The promise of Johnson’s premiership, though, is to reopen negotiations with the EU to strike a new and better bargain for the UK; so far, European authorities have rebuffed that idea. But the prime minister appears resolved, and although he indicates he’s not pursuing a “no-deal exit” from Europe, Prime Minister Johnson has said he’s willing to accept that outcome to deliver on the government’s BREXIT obligation. With this backdrop in mind, the London-based consultancy, Oxford Economics, assigns roughly equal probabilities to the three outcomes of “deal,” “no deal,” and extension beyond the October 31 deadline, while assigning only a 5% probability that the UK will back out of the planned EU exit altogether (Figure 1).


“We are going to fulfill the repeated promises of parliament to the people and come out of the EU on October 31, no ifs or buts.”
Boris Johnson — July 23, 2019


Potential impacts and risks

Leaving the EU under any scenario carries some cost for the UK. Even assuming an orderly transition, the Bank of England estimates GDP will be lowered by as much as 1% compared to the economy’s prospects had Britain otherwise elected to stay within the European Union.

However, the consequences of a no-deal exit, or “hard BREXIT,” would almost certainly prove more severe. The erection of trade barriers, disruption of supply chains, and loss of preferential access to both EU and non-EU markets would shock the economy, likely tipping the UK into recession in the near term and putting economic growth on a lower trajectory out into the future. In an analysis this spring, the IMF calculated that British GDP could be 3.5% lower by 2020 in a hard BREXIT scenario (Figure 2). The government’s own forecasting body, the Office for Budget Responsibility, projects a 2% hit to GDP over 12 months under such a scenario.


Markets are concerned that Prime Minister Johnson’s rise to power increases the risk of a bad breakup with Europe. While that may be true at the margin, we believe that a disorderly exit remains the less likely outcome. Hard BREXIT opposition is strong within parliament, even inside prime minister’s Conservative Party. In addition, the prime minister’s coalition government rules by a thin margin, further putting the his political fortunes on the line. Perhaps in deference to these cross-currents, Prime Minister Johnson has appointed multiple cabinet ministers who either voted to remain in the EU or who have voiced opposition to a no-deal exit. He appears to be signaling good-faith intent at resolving Britain’s exit in an orderly fashion.


Wider implications

Even though a no-deal exit would likely result in lasting damage to the UK economy, we expect a less severe impact beyond British shores. Continental Europe would also experience some pain, particularly in the near term, adding unwelcomed drag to an EU economy that’s already slowing. But a shifting of business activity in the continent’s favor would likely accelerate post-exit, helping offset the economic drag suffered by the region.

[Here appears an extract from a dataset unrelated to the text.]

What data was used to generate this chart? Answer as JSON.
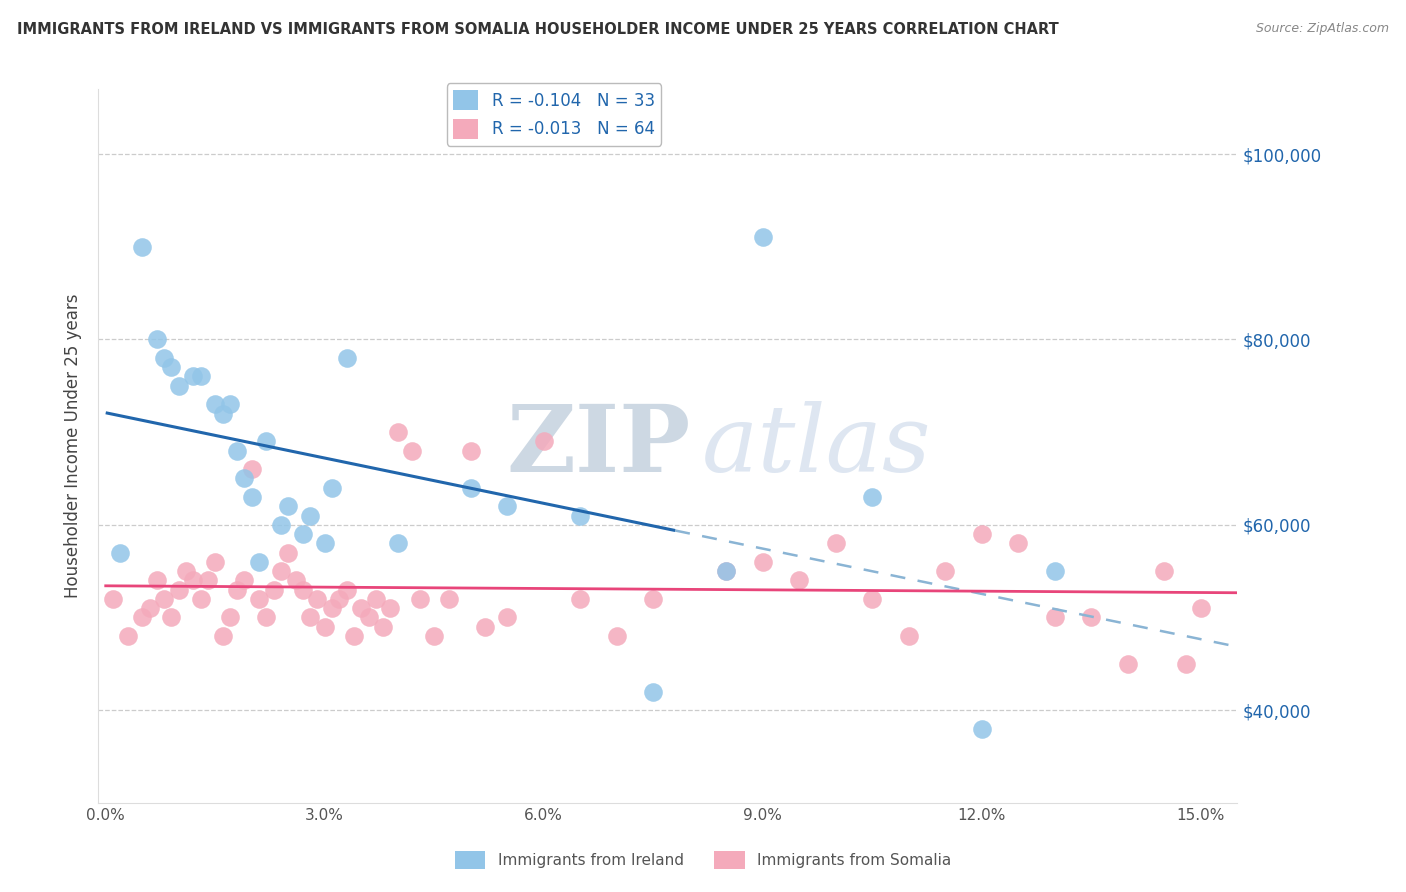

On a global scale, we believe the effects would be even more modest. Contrary to some of the more sensational assessments in the popular press, we don’t view a no-deal exit as a severe threat to the global economy. Instead, we continue to see Fed policy, trade war developments, and Chinese stimulus as the primary economic drivers over the near and medium terms.

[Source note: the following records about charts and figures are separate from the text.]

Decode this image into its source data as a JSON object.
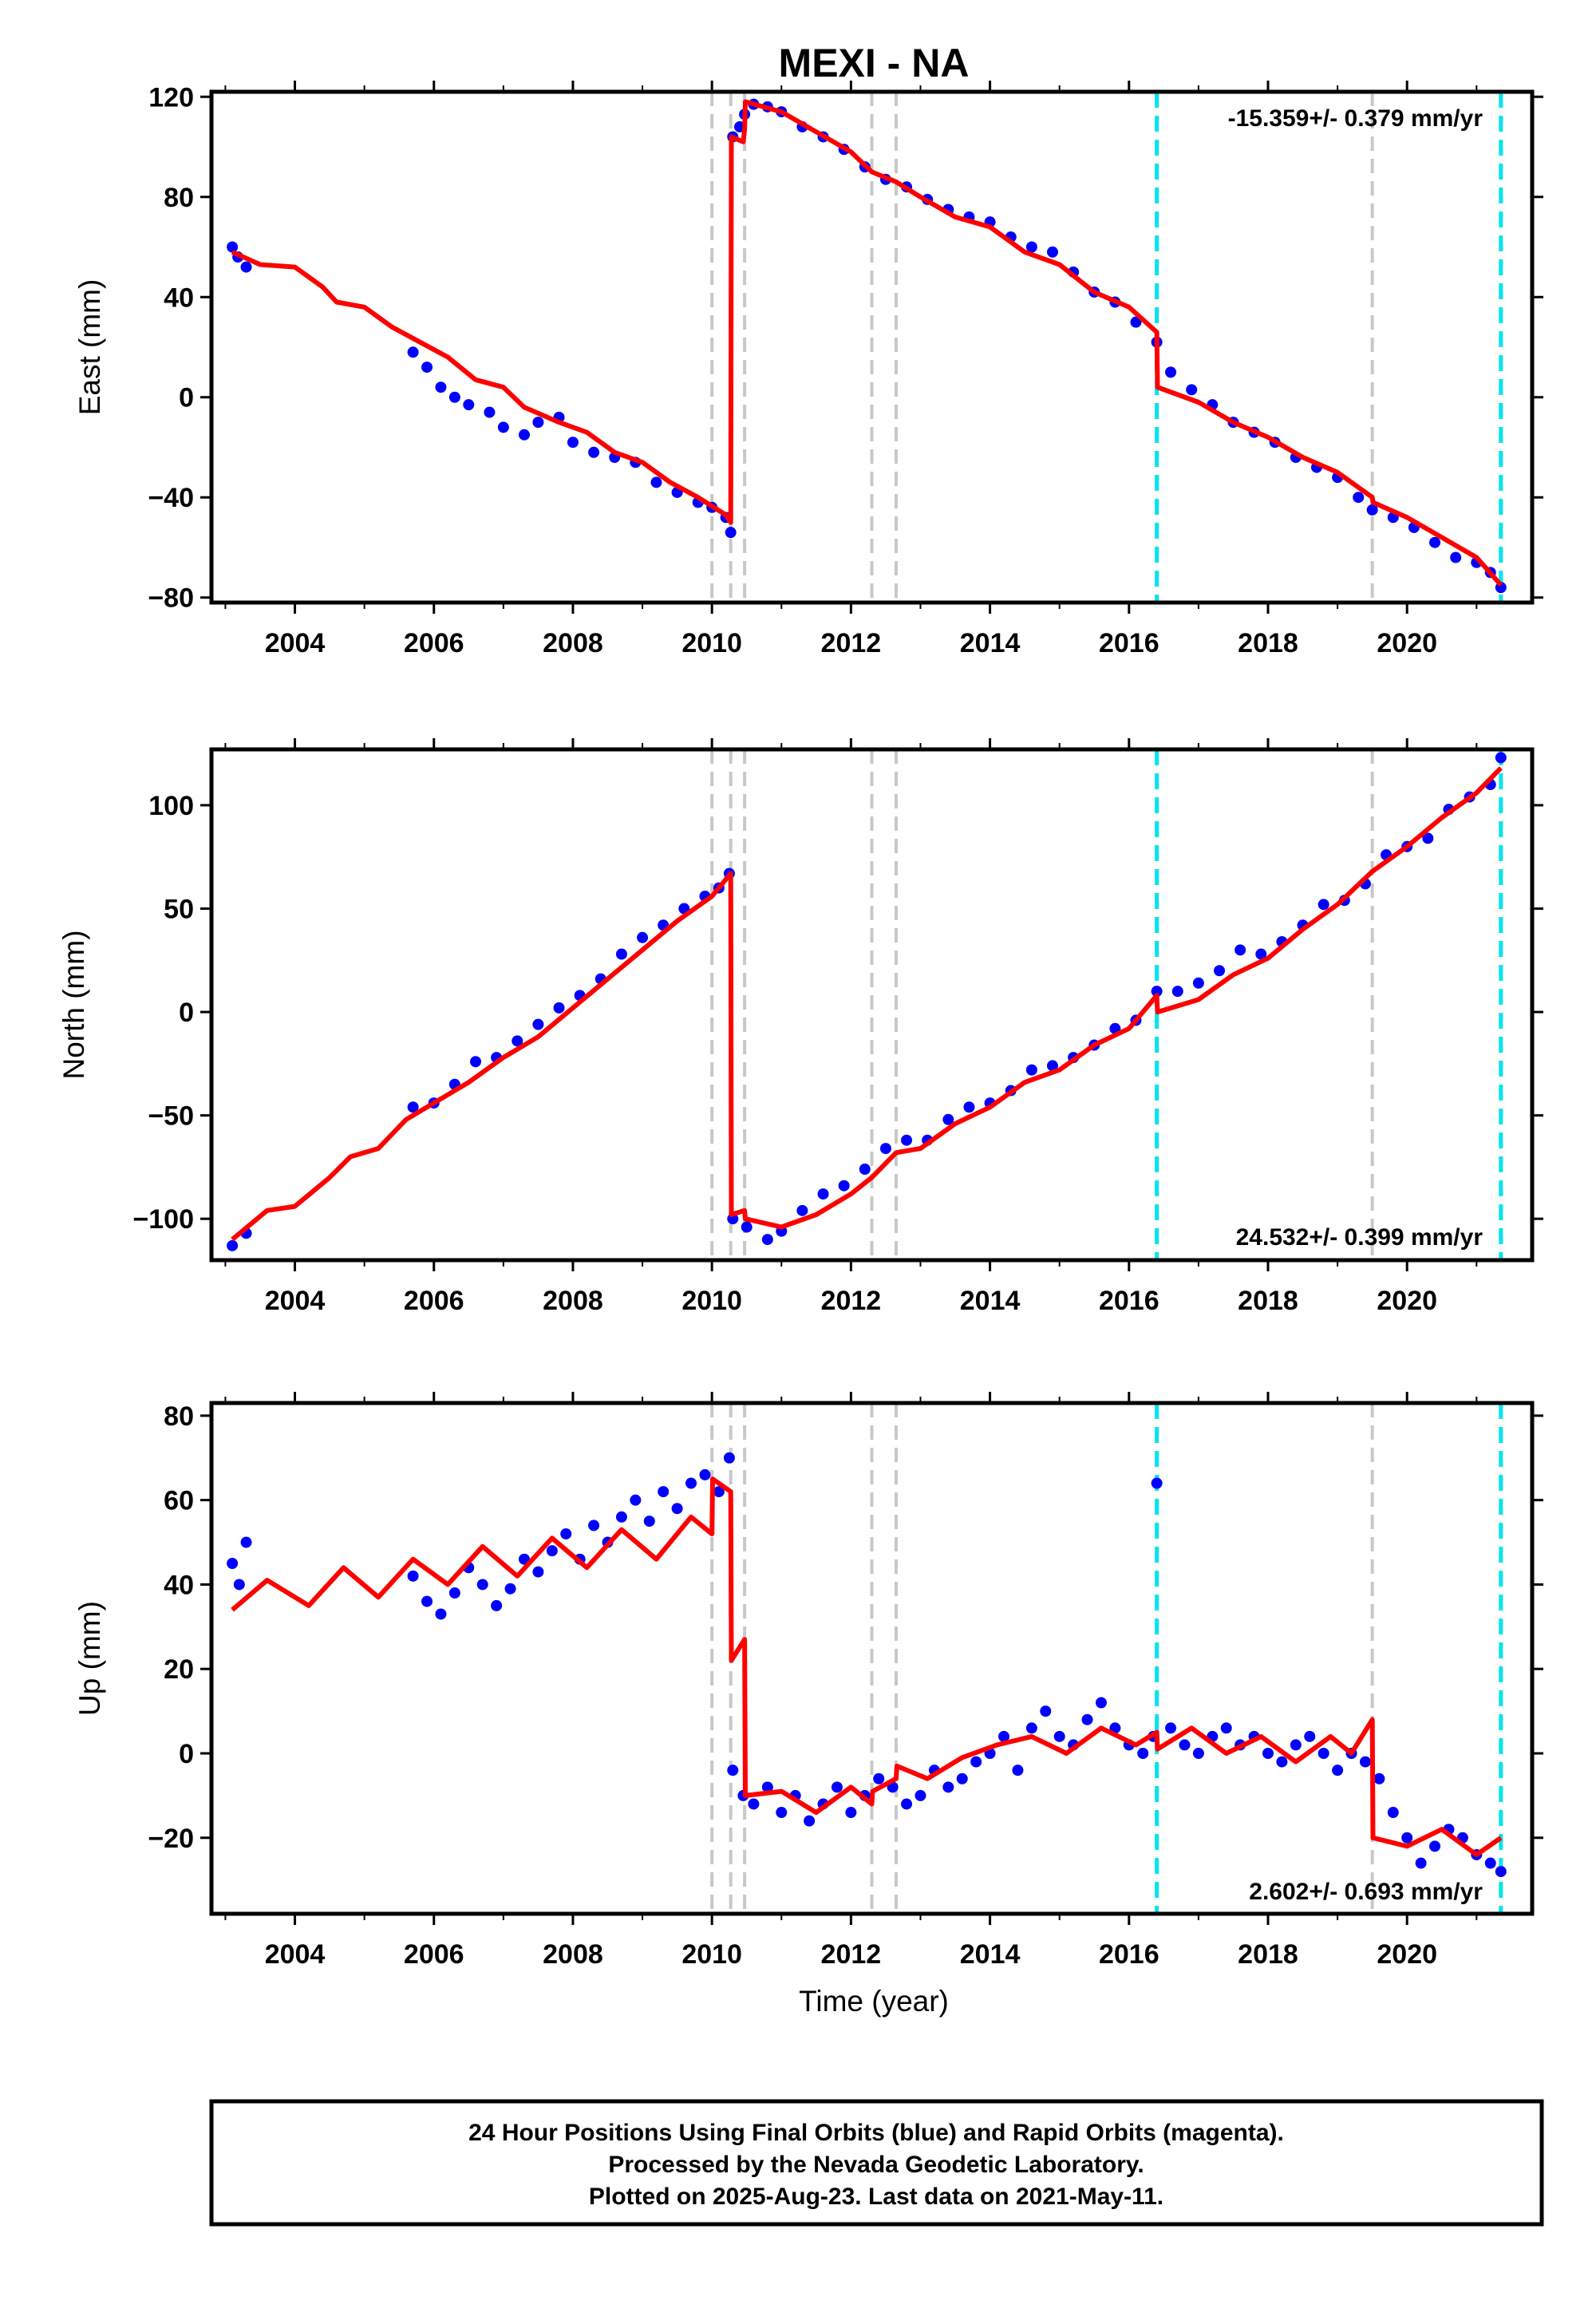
{
  "figure": {
    "title": "MEXI - NA",
    "xlabel": "Time (year)",
    "footer": [
      "24 Hour Positions Using Final Orbits (blue) and Rapid Orbits (magenta).",
      "Processed by the Nevada Geodetic Laboratory.",
      "Plotted on 2025-Aug-23. Last data on 2021-May-11."
    ],
    "colors": {
      "data": "#0000ff",
      "model": "#ff0000",
      "event_gray": "#c8c8c8",
      "event_cyan": "#00e5ee"
    }
  },
  "chart_data": [
    {
      "type": "scatter",
      "ylabel": "East (mm)",
      "rate_label": "-15.359+/- 0.379 mm/yr",
      "rate_position": "top-right",
      "xlim": [
        2002.8,
        2021.8
      ],
      "ylim": [
        -82,
        122
      ],
      "xticks": [
        2004,
        2006,
        2008,
        2010,
        2012,
        2014,
        2016,
        2018,
        2020
      ],
      "xtick_labels": [
        "2004",
        "2006",
        "2008",
        "2010",
        "2012",
        "2014",
        "2016",
        "2018",
        "2020"
      ],
      "yticks": [
        -80,
        -40,
        0,
        40,
        80,
        120
      ],
      "ytick_labels": [
        "−80",
        "−40",
        "0",
        "40",
        "80",
        "120"
      ],
      "events_gray": [
        2010.0,
        2010.27,
        2010.47,
        2012.3,
        2012.65,
        2019.5
      ],
      "events_cyan": [
        2016.4,
        2021.35
      ],
      "series": [
        {
          "role": "observed",
          "x": [
            2003.1,
            2003.18,
            2003.3,
            2005.7,
            2005.9,
            2006.1,
            2006.3,
            2006.5,
            2006.8,
            2007.0,
            2007.3,
            2007.5,
            2007.8,
            2008.0,
            2008.3,
            2008.6,
            2008.9,
            2009.2,
            2009.5,
            2009.8,
            2010.0,
            2010.2,
            2010.27,
            2010.3,
            2010.4,
            2010.47,
            2010.6,
            2010.8,
            2011.0,
            2011.3,
            2011.6,
            2011.9,
            2012.2,
            2012.5,
            2012.8,
            2013.1,
            2013.4,
            2013.7,
            2014.0,
            2014.3,
            2014.6,
            2014.9,
            2015.2,
            2015.5,
            2015.8,
            2016.1,
            2016.4,
            2016.6,
            2016.9,
            2017.2,
            2017.5,
            2017.8,
            2018.1,
            2018.4,
            2018.7,
            2019.0,
            2019.3,
            2019.5,
            2019.8,
            2020.1,
            2020.4,
            2020.7,
            2021.0,
            2021.2,
            2021.35
          ],
          "y": [
            60,
            56,
            52,
            18,
            12,
            4,
            0,
            -3,
            -6,
            -12,
            -15,
            -10,
            -8,
            -18,
            -22,
            -24,
            -26,
            -34,
            -38,
            -42,
            -44,
            -48,
            -54,
            104,
            108,
            113,
            117,
            116,
            114,
            108,
            104,
            99,
            92,
            87,
            84,
            79,
            75,
            72,
            70,
            64,
            60,
            58,
            50,
            42,
            38,
            30,
            22,
            10,
            3,
            -3,
            -10,
            -14,
            -18,
            -24,
            -28,
            -32,
            -40,
            -45,
            -48,
            -52,
            -58,
            -64,
            -66,
            -70,
            -76
          ]
        },
        {
          "role": "model",
          "x": [
            2003.1,
            2003.5,
            2004.0,
            2004.4,
            2004.6,
            2005.0,
            2005.4,
            2005.8,
            2006.2,
            2006.6,
            2007.0,
            2007.3,
            2007.8,
            2008.2,
            2008.6,
            2009.0,
            2009.4,
            2009.8,
            2010.2,
            2010.27,
            2010.28,
            2010.45,
            2010.47,
            2010.48,
            2011.0,
            2011.5,
            2012.0,
            2012.3,
            2012.65,
            2013.0,
            2013.5,
            2014.0,
            2014.5,
            2015.0,
            2015.5,
            2016.0,
            2016.4,
            2016.41,
            2017.0,
            2017.5,
            2018.0,
            2018.5,
            2019.0,
            2019.5,
            2019.51,
            2020.0,
            2020.5,
            2021.0,
            2021.35
          ],
          "y": [
            58,
            53,
            52,
            44,
            38,
            36,
            28,
            22,
            16,
            7,
            4,
            -4,
            -10,
            -14,
            -22,
            -26,
            -34,
            -40,
            -47,
            -50,
            104,
            102,
            107,
            118,
            114,
            106,
            98,
            90,
            86,
            80,
            72,
            68,
            58,
            53,
            42,
            36,
            26,
            4,
            -2,
            -10,
            -16,
            -24,
            -30,
            -40,
            -42,
            -48,
            -56,
            -64,
            -75
          ]
        }
      ]
    },
    {
      "type": "scatter",
      "ylabel": "North (mm)",
      "rate_label": "24.532+/- 0.399 mm/yr",
      "rate_position": "bottom-right",
      "xlim": [
        2002.8,
        2021.8
      ],
      "ylim": [
        -120,
        127
      ],
      "xticks": [
        2004,
        2006,
        2008,
        2010,
        2012,
        2014,
        2016,
        2018,
        2020
      ],
      "xtick_labels": [
        "2004",
        "2006",
        "2008",
        "2010",
        "2012",
        "2014",
        "2016",
        "2018",
        "2020"
      ],
      "yticks": [
        -100,
        -50,
        0,
        50,
        100
      ],
      "ytick_labels": [
        "−100",
        "−50",
        "0",
        "50",
        "100"
      ],
      "events_gray": [
        2010.0,
        2010.27,
        2010.47,
        2012.3,
        2012.65,
        2019.5
      ],
      "events_cyan": [
        2016.4,
        2021.35
      ],
      "series": [
        {
          "role": "observed",
          "x": [
            2003.1,
            2003.3,
            2005.7,
            2006.0,
            2006.3,
            2006.6,
            2006.9,
            2007.2,
            2007.5,
            2007.8,
            2008.1,
            2008.4,
            2008.7,
            2009.0,
            2009.3,
            2009.6,
            2009.9,
            2010.1,
            2010.25,
            2010.3,
            2010.5,
            2010.8,
            2011.0,
            2011.3,
            2011.6,
            2011.9,
            2012.2,
            2012.5,
            2012.8,
            2013.1,
            2013.4,
            2013.7,
            2014.0,
            2014.3,
            2014.6,
            2014.9,
            2015.2,
            2015.5,
            2015.8,
            2016.1,
            2016.4,
            2016.7,
            2017.0,
            2017.3,
            2017.6,
            2017.9,
            2018.2,
            2018.5,
            2018.8,
            2019.1,
            2019.4,
            2019.7,
            2020.0,
            2020.3,
            2020.6,
            2020.9,
            2021.2,
            2021.35
          ],
          "y": [
            -113,
            -107,
            -46,
            -44,
            -35,
            -24,
            -22,
            -14,
            -6,
            2,
            8,
            16,
            28,
            36,
            42,
            50,
            56,
            60,
            67,
            -100,
            -104,
            -110,
            -106,
            -96,
            -88,
            -84,
            -76,
            -66,
            -62,
            -62,
            -52,
            -46,
            -44,
            -38,
            -28,
            -26,
            -22,
            -16,
            -8,
            -4,
            10,
            10,
            14,
            20,
            30,
            28,
            34,
            42,
            52,
            54,
            62,
            76,
            80,
            84,
            98,
            104,
            110,
            123
          ]
        },
        {
          "role": "model",
          "x": [
            2003.1,
            2003.6,
            2004.0,
            2004.5,
            2004.8,
            2005.2,
            2005.6,
            2006.0,
            2006.5,
            2007.0,
            2007.5,
            2008.0,
            2008.5,
            2009.0,
            2009.5,
            2010.0,
            2010.27,
            2010.28,
            2010.47,
            2010.48,
            2011.0,
            2011.5,
            2012.0,
            2012.3,
            2012.65,
            2013.0,
            2013.5,
            2014.0,
            2014.5,
            2015.0,
            2015.5,
            2016.0,
            2016.4,
            2016.41,
            2017.0,
            2017.5,
            2018.0,
            2018.5,
            2019.0,
            2019.5,
            2020.0,
            2020.5,
            2021.0,
            2021.35
          ],
          "y": [
            -110,
            -96,
            -94,
            -80,
            -70,
            -66,
            -52,
            -44,
            -34,
            -22,
            -12,
            2,
            16,
            30,
            44,
            56,
            67,
            -98,
            -96,
            -100,
            -104,
            -98,
            -88,
            -80,
            -68,
            -66,
            -54,
            -46,
            -34,
            -28,
            -16,
            -8,
            8,
            0,
            6,
            18,
            26,
            40,
            52,
            68,
            80,
            94,
            106,
            118
          ]
        }
      ]
    },
    {
      "type": "scatter",
      "ylabel": "Up (mm)",
      "rate_label": "2.602+/- 0.693 mm/yr",
      "rate_position": "bottom-right",
      "xlim": [
        2002.8,
        2021.8
      ],
      "ylim": [
        -38,
        83
      ],
      "xticks": [
        2004,
        2006,
        2008,
        2010,
        2012,
        2014,
        2016,
        2018,
        2020
      ],
      "xtick_labels": [
        "2004",
        "2006",
        "2008",
        "2010",
        "2012",
        "2014",
        "2016",
        "2018",
        "2020"
      ],
      "yticks": [
        -20,
        0,
        20,
        40,
        60,
        80
      ],
      "ytick_labels": [
        "−20",
        "0",
        "20",
        "40",
        "60",
        "80"
      ],
      "events_gray": [
        2010.0,
        2010.27,
        2010.47,
        2012.3,
        2012.65,
        2019.5
      ],
      "events_cyan": [
        2016.4,
        2021.35
      ],
      "series": [
        {
          "role": "observed",
          "x": [
            2003.1,
            2003.2,
            2003.3,
            2005.7,
            2005.9,
            2006.1,
            2006.3,
            2006.5,
            2006.7,
            2006.9,
            2007.1,
            2007.3,
            2007.5,
            2007.7,
            2007.9,
            2008.1,
            2008.3,
            2008.5,
            2008.7,
            2008.9,
            2009.1,
            2009.3,
            2009.5,
            2009.7,
            2009.9,
            2010.1,
            2010.25,
            2010.3,
            2010.45,
            2010.6,
            2010.8,
            2011.0,
            2011.2,
            2011.4,
            2011.6,
            2011.8,
            2012.0,
            2012.2,
            2012.4,
            2012.6,
            2012.8,
            2013.0,
            2013.2,
            2013.4,
            2013.6,
            2013.8,
            2014.0,
            2014.2,
            2014.4,
            2014.6,
            2014.8,
            2015.0,
            2015.2,
            2015.4,
            2015.6,
            2015.8,
            2016.0,
            2016.2,
            2016.35,
            2016.4,
            2016.6,
            2016.8,
            2017.0,
            2017.2,
            2017.4,
            2017.6,
            2017.8,
            2018.0,
            2018.2,
            2018.4,
            2018.6,
            2018.8,
            2019.0,
            2019.2,
            2019.4,
            2019.6,
            2019.8,
            2020.0,
            2020.2,
            2020.4,
            2020.6,
            2020.8,
            2021.0,
            2021.2,
            2021.35
          ],
          "y": [
            45,
            40,
            50,
            42,
            36,
            33,
            38,
            44,
            40,
            35,
            39,
            46,
            43,
            48,
            52,
            46,
            54,
            50,
            56,
            60,
            55,
            62,
            58,
            64,
            66,
            62,
            70,
            -4,
            -10,
            -12,
            -8,
            -14,
            -10,
            -16,
            -12,
            -8,
            -14,
            -10,
            -6,
            -8,
            -12,
            -10,
            -4,
            -8,
            -6,
            -2,
            0,
            4,
            -4,
            6,
            10,
            4,
            2,
            8,
            12,
            6,
            2,
            0,
            4,
            64,
            6,
            2,
            0,
            4,
            6,
            2,
            4,
            0,
            -2,
            2,
            4,
            0,
            -4,
            0,
            -2,
            -6,
            -14,
            -20,
            -26,
            -22,
            -18,
            -20,
            -24,
            -26,
            -28
          ]
        },
        {
          "role": "model",
          "x": [
            2003.1,
            2003.6,
            2004.2,
            2004.7,
            2005.2,
            2005.7,
            2006.2,
            2006.7,
            2007.2,
            2007.7,
            2008.2,
            2008.7,
            2009.2,
            2009.7,
            2010.0,
            2010.01,
            2010.27,
            2010.28,
            2010.47,
            2010.48,
            2011.0,
            2011.5,
            2012.0,
            2012.3,
            2012.31,
            2012.65,
            2012.66,
            2013.1,
            2013.6,
            2014.1,
            2014.6,
            2015.1,
            2015.6,
            2016.1,
            2016.4,
            2016.41,
            2016.9,
            2017.4,
            2017.9,
            2018.4,
            2018.9,
            2019.2,
            2019.5,
            2019.51,
            2020.0,
            2020.5,
            2021.0,
            2021.35
          ],
          "y": [
            34,
            41,
            35,
            44,
            37,
            46,
            40,
            49,
            42,
            51,
            44,
            53,
            46,
            56,
            52,
            65,
            62,
            22,
            27,
            -10,
            -9,
            -14,
            -8,
            -12,
            -9,
            -6,
            -3,
            -6,
            -1,
            2,
            4,
            0,
            6,
            2,
            5,
            1,
            6,
            0,
            4,
            -2,
            4,
            0,
            8,
            -20,
            -22,
            -18,
            -24,
            -20
          ]
        }
      ]
    }
  ]
}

By this point, the possibility of a disorderly BREXIT should be understood relatively well by financial markets and be partially, although not fully, priced in if such a negative scenario plays out. Our underweight to Non-U.S. Equities was established earlier this year to hedge against an assortment of overseas risks, and while our baseline projection is for an orderly resolution to the UK’s BREXIT drama, we believe we’re appropriately positioned to ride out a less favorable outcome should it come to pass.